In any case, Edward and Elizabeth remained in Clooncarne, and between January 1886, when John was born, and August 1896 when Bernard was born, they also had five other children. Edward's grandchildren, Bridgie, Mary Jo and Bernie all told me at different times that they believed the family had originally lived in the building that today still stands on the holding and is known as the Barn, and that the current dwelling house was built after the Doyles came to Clooncarne. While this is not wholly borne out by examination of the Ordnance Survey maps that cover the period1830 to 1910, if it is true, then it is likely that the newer house was built by Nicholas and Edward. What we can say is that on the 1901 Census of Ireland the house was classified as a 2nd Class House, on the basis of having(2 doors and 3 windows in front. It also had 5 outhouses. This basic layout was to remain unchanged until into the 21st Century.
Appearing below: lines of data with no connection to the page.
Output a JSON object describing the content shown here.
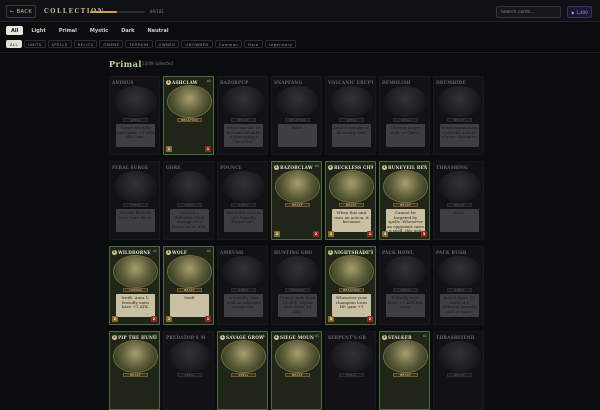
{
  "header": {
    "back_label": "← BACK",
    "title": "COLLECTION",
    "progress_text": "89/181",
    "progress_fraction": 0.49,
    "search_placeholder": "Search cards...",
    "user_label": "1,400"
  },
  "filters": {
    "primary": [
      {
        "label": "All",
        "active": true
      },
      {
        "label": "Light",
        "active": false
      },
      {
        "label": "Primal",
        "active": false
      },
      {
        "label": "Mystic",
        "active": false
      },
      {
        "label": "Dark",
        "active": false
      },
      {
        "label": "Neutral",
        "active": false
      }
    ],
    "secondary": [
      {
        "label": "ALL",
        "active": true
      },
      {
        "label": "UNITS",
        "active": false
      },
      {
        "label": "SPELLS",
        "active": false
      },
      {
        "label": "RELICS",
        "active": false
      },
      {
        "label": "OMENS",
        "active": false
      },
      {
        "label": "TERRAIN",
        "active": false
      },
      {
        "label": "OWNED",
        "active": false
      },
      {
        "label": "UNOWNED",
        "active": false
      },
      {
        "label": "Common",
        "active": false
      },
      {
        "label": "Rare",
        "active": false
      },
      {
        "label": "Legendary",
        "active": false
      }
    ]
  },
  "section": {
    "faction": "Primal",
    "collected_text": "13/49 collected"
  },
  "cards": [
    {
      "name": "ANIMUS",
      "cost": "",
      "qty": "",
      "type": "SPELL",
      "text": "Target friendly unit gains +1 ATK this turn.",
      "atk": "",
      "hp": "",
      "owned": false
    },
    {
      "name": "ASHCLAW",
      "cost": "1",
      "qty": "x1",
      "type": "BEASTKIN",
      "text": "",
      "atk": "1",
      "hp": "1",
      "owned": true
    },
    {
      "name": "RAZORPUP",
      "cost": "",
      "qty": "",
      "type": "BEAST",
      "text": "Write one tile of fuel and all units is damaging a character.",
      "atk": "",
      "hp": "",
      "owned": false
    },
    {
      "name": "SNAPFANG",
      "cost": "",
      "qty": "",
      "type": "BEASTKIN",
      "text": "Rush.",
      "atk": "",
      "hp": "",
      "owned": false
    },
    {
      "name": "VOLCANIC ERUPT",
      "cost": "",
      "qty": "",
      "type": "SPELL",
      "text": "Deal 3 damage to an enemy unit.",
      "atk": "",
      "hp": "",
      "owned": false
    },
    {
      "name": "DEMOLISH",
      "cost": "",
      "qty": "",
      "type": "SPELL",
      "text": "Destroy target Relic or Omen.",
      "atk": "",
      "hp": "",
      "owned": false
    },
    {
      "name": "DRUMHIDE",
      "cost": "",
      "qty": "",
      "type": "BEAST",
      "text": "When summoned, roots the actions of your champion.",
      "atk": "",
      "hp": "",
      "owned": false
    },
    {
      "name": "FERAL SURGE",
      "cost": "",
      "qty": "",
      "type": "SPELL",
      "text": "Nearby friendly units have Rush.",
      "atk": "",
      "hp": "",
      "owned": false
    },
    {
      "name": "GORE",
      "cost": "",
      "qty": "",
      "type": "SPELL",
      "text": "Choose a defender. Deal damage to it based on its ATK.",
      "atk": "",
      "hp": "",
      "owned": false
    },
    {
      "name": "POUNCE",
      "cost": "",
      "qty": "",
      "type": "SPELL",
      "text": "Reset the actions of a friendly Primal unit.",
      "atk": "",
      "hp": "",
      "owned": false
    },
    {
      "name": "RAZORCLAW",
      "cost": "2",
      "qty": "x1",
      "type": "BEAST",
      "text": "",
      "atk": "2",
      "hp": "2",
      "owned": true
    },
    {
      "name": "RECKLESS CHARG",
      "cost": "2",
      "qty": "x1",
      "type": "BEAST",
      "text": "When this unit uses an action, it becomes",
      "atk": "2",
      "hp": "1",
      "owned": true
    },
    {
      "name": "RUNEVEIL BEA",
      "cost": "3",
      "qty": "x1",
      "type": "BEAST",
      "text": "Cannot be targeted by spells. Whenever an opponent casts a spell, this unit permanently gains +1/+1.",
      "atk": "3",
      "hp": "3",
      "owned": true
    },
    {
      "name": "THRASHING",
      "cost": "",
      "qty": "",
      "type": "BEAST",
      "text": "Rush.",
      "atk": "",
      "hp": "",
      "owned": false
    },
    {
      "name": "WILDBORNE",
      "cost": "2",
      "qty": "x1",
      "type": "HUMAN",
      "text": "Swift. Aura 1: friendly units have +1 ATK.",
      "atk": "2",
      "hp": "2",
      "owned": true
    },
    {
      "name": "WOLF",
      "cost": "1",
      "qty": "x1",
      "type": "BEAST",
      "text": "Swift",
      "atk": "1",
      "hp": "1",
      "owned": true
    },
    {
      "name": "AMBUSH",
      "cost": "",
      "qty": "",
      "type": "SPELL",
      "text": "A friendly unit with an adjacent enemy unit.",
      "atk": "",
      "hp": "",
      "owned": false
    },
    {
      "name": "HUNTING GRO",
      "cost": "",
      "qty": "",
      "type": "TERRAIN",
      "text": "Primal units have +1 ATK. Mystic units have +1 ATK.",
      "atk": "",
      "hp": "",
      "owned": false
    },
    {
      "name": "NIGHTSHADE REA",
      "cost": "3",
      "qty": "x1",
      "type": "BEASTKIN",
      "text": "Whenever your champion loses HP, gain +1",
      "atk": "3",
      "hp": "2",
      "owned": true
    },
    {
      "name": "PACK HOWL",
      "cost": "",
      "qty": "",
      "type": "SPELL",
      "text": "Friendly units have +1 ATK this turn.",
      "atk": "",
      "hp": "",
      "owned": false
    },
    {
      "name": "PACK RUSH",
      "cost": "",
      "qty": "",
      "type": "SPELL",
      "text": "Select three (3) units of a different friendly unit or more.",
      "atk": "",
      "hp": "",
      "owned": false
    },
    {
      "name": "PIP THE HUNGE",
      "cost": "2",
      "qty": "x1",
      "type": "BEAST",
      "text": "",
      "atk": "",
      "hp": "",
      "owned": true
    },
    {
      "name": "PREDATOR'S M",
      "cost": "",
      "qty": "",
      "type": "SPELL",
      "text": "",
      "atk": "",
      "hp": "",
      "owned": false
    },
    {
      "name": "SAVAGE GROW",
      "cost": "1",
      "qty": "x1",
      "type": "SPELL",
      "text": "",
      "atk": "",
      "hp": "",
      "owned": true
    },
    {
      "name": "SIEGE MOUN",
      "cost": "4",
      "qty": "x1",
      "type": "BEAST",
      "text": "",
      "atk": "",
      "hp": "",
      "owned": true
    },
    {
      "name": "SERPENT'S GR",
      "cost": "",
      "qty": "",
      "type": "SPELL",
      "text": "",
      "atk": "",
      "hp": "",
      "owned": false
    },
    {
      "name": "STALKER",
      "cost": "3",
      "qty": "x1",
      "type": "BEAST",
      "text": "",
      "atk": "",
      "hp": "",
      "owned": true
    },
    {
      "name": "THRASHFIEND",
      "cost": "",
      "qty": "",
      "type": "BEAST",
      "text": "",
      "atk": "",
      "hp": "",
      "owned": false
    }
  ]
}
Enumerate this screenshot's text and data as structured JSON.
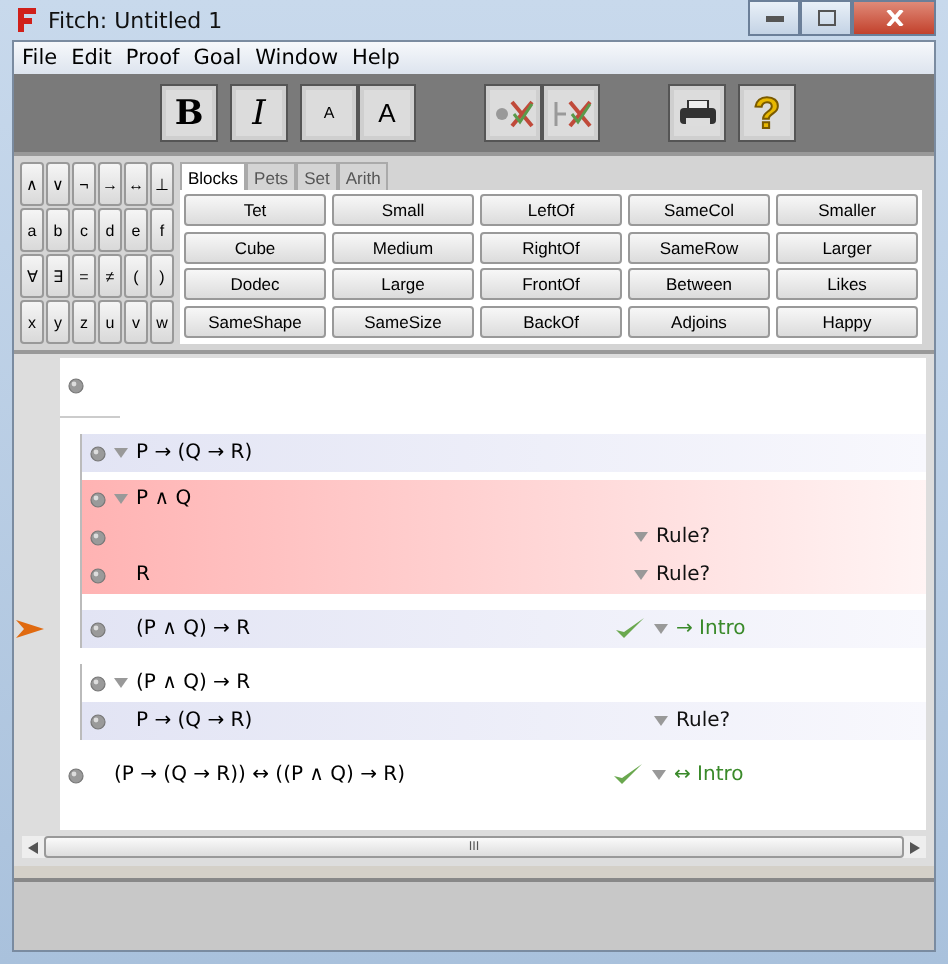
{
  "window": {
    "title": "Fitch: Untitled 1"
  },
  "menu": [
    "File",
    "Edit",
    "Proof",
    "Goal",
    "Window",
    "Help"
  ],
  "toolbar": [
    {
      "kind": "bold",
      "label": "B"
    },
    {
      "kind": "italic",
      "label": "I"
    },
    {
      "kind": "small",
      "label": "A"
    },
    {
      "kind": "large",
      "label": "A"
    },
    {
      "kind": "add-goal"
    },
    {
      "kind": "remove-goal"
    },
    {
      "kind": "print"
    },
    {
      "kind": "help",
      "label": "?"
    }
  ],
  "symbols": [
    [
      "∧",
      "∨",
      "¬",
      "→",
      "↔",
      "⊥"
    ],
    [
      "a",
      "b",
      "c",
      "d",
      "e",
      "f"
    ],
    [
      "∀",
      "∃",
      "=",
      "≠",
      "(",
      ")"
    ],
    [
      "x",
      "y",
      "z",
      "u",
      "v",
      "w"
    ]
  ],
  "tabs": [
    {
      "label": "Blocks",
      "selected": true
    },
    {
      "label": "Pets",
      "selected": false
    },
    {
      "label": "Set",
      "selected": false
    },
    {
      "label": "Arith",
      "selected": false
    }
  ],
  "predicates": [
    [
      "Tet",
      "Small",
      "LeftOf",
      "SameCol",
      "Smaller"
    ],
    [
      "Cube",
      "Medium",
      "RightOf",
      "SameRow",
      "Larger"
    ],
    [
      "Dodec",
      "Large",
      "FrontOf",
      "Between",
      "Likes"
    ],
    [
      "SameShape",
      "SameSize",
      "BackOf",
      "Adjoins",
      "Happy"
    ]
  ],
  "proof": {
    "premises": [
      {
        "shaded": false
      }
    ],
    "steps": [
      {
        "kind": "subproof",
        "highlighted": false,
        "assumption": {
          "text": "P → (Q → R)",
          "shaded": true
        },
        "steps": [
          {
            "kind": "subproof",
            "highlighted": true,
            "assumption": {
              "text": "P ∧ Q",
              "shaded": false
            },
            "steps": [
              {
                "kind": "step",
                "rule": "Rule?",
                "verified": false,
                "current": false,
                "shaded": false
              },
              {
                "kind": "step",
                "text": "R",
                "rule": "Rule?",
                "verified": false,
                "current": false,
                "shaded": false
              }
            ]
          },
          {
            "kind": "step",
            "text": "(P ∧ Q) → R",
            "rule": "→ Intro",
            "verified": true,
            "current": true,
            "shaded": true
          }
        ]
      },
      {
        "kind": "subproof",
        "highlighted": false,
        "assumption": {
          "text": "(P ∧ Q) → R",
          "shaded": false
        },
        "steps": [
          {
            "kind": "step",
            "text": "P → (Q → R)",
            "rule": "Rule?",
            "verified": false,
            "current": false,
            "shaded": true
          }
        ]
      },
      {
        "kind": "step",
        "text": "(P → (Q → R)) ↔ ((P ∧ Q) → R)",
        "rule": "↔ Intro",
        "verified": true,
        "current": false,
        "shaded": false
      }
    ]
  },
  "scrollbar": {
    "grip": "III"
  }
}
Although Edward and Elizabeth lived on into the 1930s, there is little record, either written or anecdotal, of their being involved in any way in the events of 1914 to 1921 that shaped subsequent Irish history. Of their sons, John was aged 28 at the outbreak of The Great War but as the eldest son of a father then aged 56, he appears to have been heavily involved in running the farm, and does not seem to have contemplated joining the army. Edward and Michael Joseph had both already emigrated to the U.S.A. by 1914. Bernard was 17 when War began but he too seems to have remained at home until he emigrated in 1921.

I did hear mentioned, in hushed tones, that sometime during the War of Independence of 1919-1921 John Doyle was involved in digging a pit on one of the public roads to set a trap for passing Black and Tan lorries, but otherwise there is nothing to suggest any Doyle involvement in these events.

In a later volume of this study we will look at the Reynolds of Clooneagh - the family of Eliza who married Edward Doyle. This family was greatly affected by the Civil War when Eliza's brother Michael was killed in his own home by anti-treaty forces. Michael's son John Tom Reynolds was a former R.I.C. man who was the target of this shooting. He survived it and, when John Doyle married Mary Diffley in June 1924, John Tom Reynolds was the best man at the wedding.

Of course, as a first cousin of John Doyle's, this was not too surprising; all of John's brothers were in America by then. But one thing that strikes as interesting is that in later years the Doyles were a staunch Fianna Fail supporting family. Fianna Fail of course had its origins in the anti-treaty side of the civil war. So was John's selection of John Tom merely an acceptance of blood being thicker than water, and choosing his only available male relative, or was it a tacit act of support and defiance to the anti-treaty side?